Sports have always brought people together. That’s a big reason that they have been so popular for decades.
But in our ever-polarized world around political lines, sports have taken a hit. Whether it involved NFL players taking a knee during the national anthem or NBA players supporting Black Lives Matter, sports and sports journalism have become increasingly political the last few years.
Baseball, and specifically the Los Angeles Dodgers, became the focus of controversy over the last two weeks when the team invited, then un-invited and then issued a welcome once again a group known as the Sisters of Perpetual Indulgence, a well-known San Francisco group of queer and trans people dressed as nuns at the team’s annual Pride Night on June 16.
As many noted, there’s no way a sports franchise would have given this kind of salute to a group of traditional Catholics opposed by cultural progressives, a group like the Little Sisters of the Poor.
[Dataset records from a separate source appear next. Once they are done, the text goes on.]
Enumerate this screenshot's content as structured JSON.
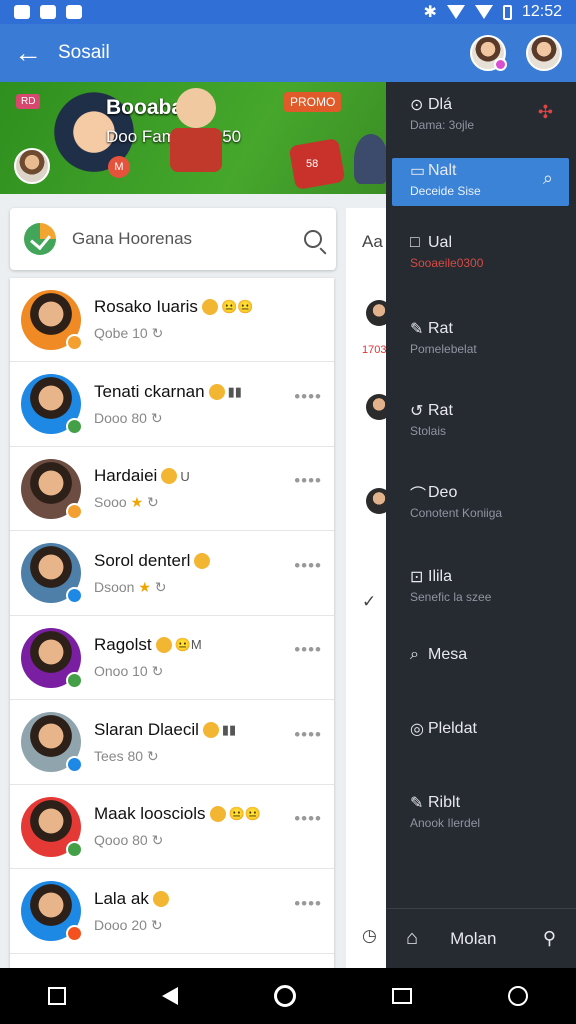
{
  "status_bar": {
    "time": "12:52"
  },
  "app_bar": {
    "title": "Sosail",
    "back_glyph": "←"
  },
  "banner": {
    "title": "Booaba",
    "subtitle": "Doo Famel : 2850",
    "tag": "RD",
    "promo": "PROMO",
    "badge": "M",
    "dice_label": "58"
  },
  "search": {
    "text": "Gana Hoorenas"
  },
  "contacts": [
    {
      "name": "Rosako Iuaris",
      "meta": "Qobe 10",
      "badge_color": "#f4a030",
      "avatar_bg": "#f08a24",
      "extra": "😐😐",
      "has_more": false
    },
    {
      "name": "Tenati ckarnan",
      "meta": "Dooo 80",
      "badge_color": "#43a047",
      "avatar_bg": "#1e88e5",
      "extra": "▮▮",
      "has_more": true
    },
    {
      "name": "Hardaiei",
      "meta": "Sooo",
      "badge_color": "#f4a030",
      "avatar_bg": "#6d4c41",
      "extra": "U",
      "has_more": true,
      "star": true
    },
    {
      "name": "Sorol denterl",
      "meta": "Dsoon",
      "badge_color": "#1e88e5",
      "avatar_bg": "#4e7fa8",
      "extra": "",
      "has_more": true,
      "star": true
    },
    {
      "name": "Ragolst",
      "meta": "Onoo 10",
      "badge_color": "#43a047",
      "avatar_bg": "#7b1fa2",
      "extra": "😐M",
      "has_more": true
    },
    {
      "name": "Slaran Dlaecil",
      "meta": "Tees 80",
      "badge_color": "#1e88e5",
      "avatar_bg": "#90a4ae",
      "extra": "▮▮",
      "has_more": true
    },
    {
      "name": "Maak loosciols",
      "meta": "Qooo 80",
      "badge_color": "#43a047",
      "avatar_bg": "#e53935",
      "extra": "😐😐",
      "has_more": true
    },
    {
      "name": "Lala ak",
      "meta": "Dooo 20",
      "badge_color": "#f4511e",
      "avatar_bg": "#1e88e5",
      "extra": "",
      "has_more": true
    }
  ],
  "mid_column": {
    "label": "Aa",
    "red_text": "1703"
  },
  "drawer": {
    "items": [
      {
        "glyph": "⊙",
        "title": "Dlá",
        "sub": "Dama: 3ojle",
        "right": "✣",
        "active": false
      },
      {
        "glyph": "▭",
        "title": "Nalt",
        "sub": "Deceide Sise",
        "right": "⌕",
        "active": true
      },
      {
        "glyph": "□",
        "title": "Ual",
        "sub": "Sooaeile0300",
        "right": "",
        "active": false
      },
      {
        "glyph": "✎",
        "title": "Rat",
        "sub": "Pomelebelat",
        "right": "",
        "active": false
      },
      {
        "glyph": "↺",
        "title": "Rat",
        "sub": "Stolais",
        "right": "",
        "active": false
      },
      {
        "glyph": "⌒",
        "title": "Deo",
        "sub": "Conotent Koniiga",
        "right": "",
        "active": false
      },
      {
        "glyph": "⊡",
        "title": "Ilila",
        "sub": "Senefic la szee",
        "right": "",
        "active": false
      },
      {
        "glyph": "⌕",
        "title": "Mesa",
        "sub": "",
        "right": "",
        "active": false
      },
      {
        "glyph": "◎",
        "title": "Pleldat",
        "sub": "",
        "right": "",
        "active": false
      },
      {
        "glyph": "✎",
        "title": "Riblt",
        "sub": "Anook Ilerdel",
        "right": "",
        "active": false
      }
    ],
    "footer_label": "Molan"
  }
}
What took place during this entire saga is a series of predictable news-media coverage twists and turns guided by professionals who, it appears, saw this issue from their own left-right vantage points. Modern journalism is often criticized for building narratives and reading minds rather than reporting facts and interviewing both sides. This story fit that mold.
While the news coverage lacked voices from both sides in this debate, most of the reports also lacked another very important term — anti-Catholic.
Are these “nuns” anti-Catholic? It certainly depends on which side of this debate you are on and many news outlets made that clear and, thus, ignored citizens whose views were found to be heretical, in terms of current newsroom dogmas.
Take, for example, the Los Angeles Times feature that ran on May 25 that included a photo shoot with the “nuns.” Here’s how that piece opened:
Ask the L.A. Sisters of Perpetual Indulgence why they decided to join the order of drag nuns, and most of them will tell you it’s because they felt the call.
Sister Tootie Toot (glitter green lips, dark beard, emerald cocktail dress) felt it like a ton of bricks when she walked into a leather bar where several sisters had assembled.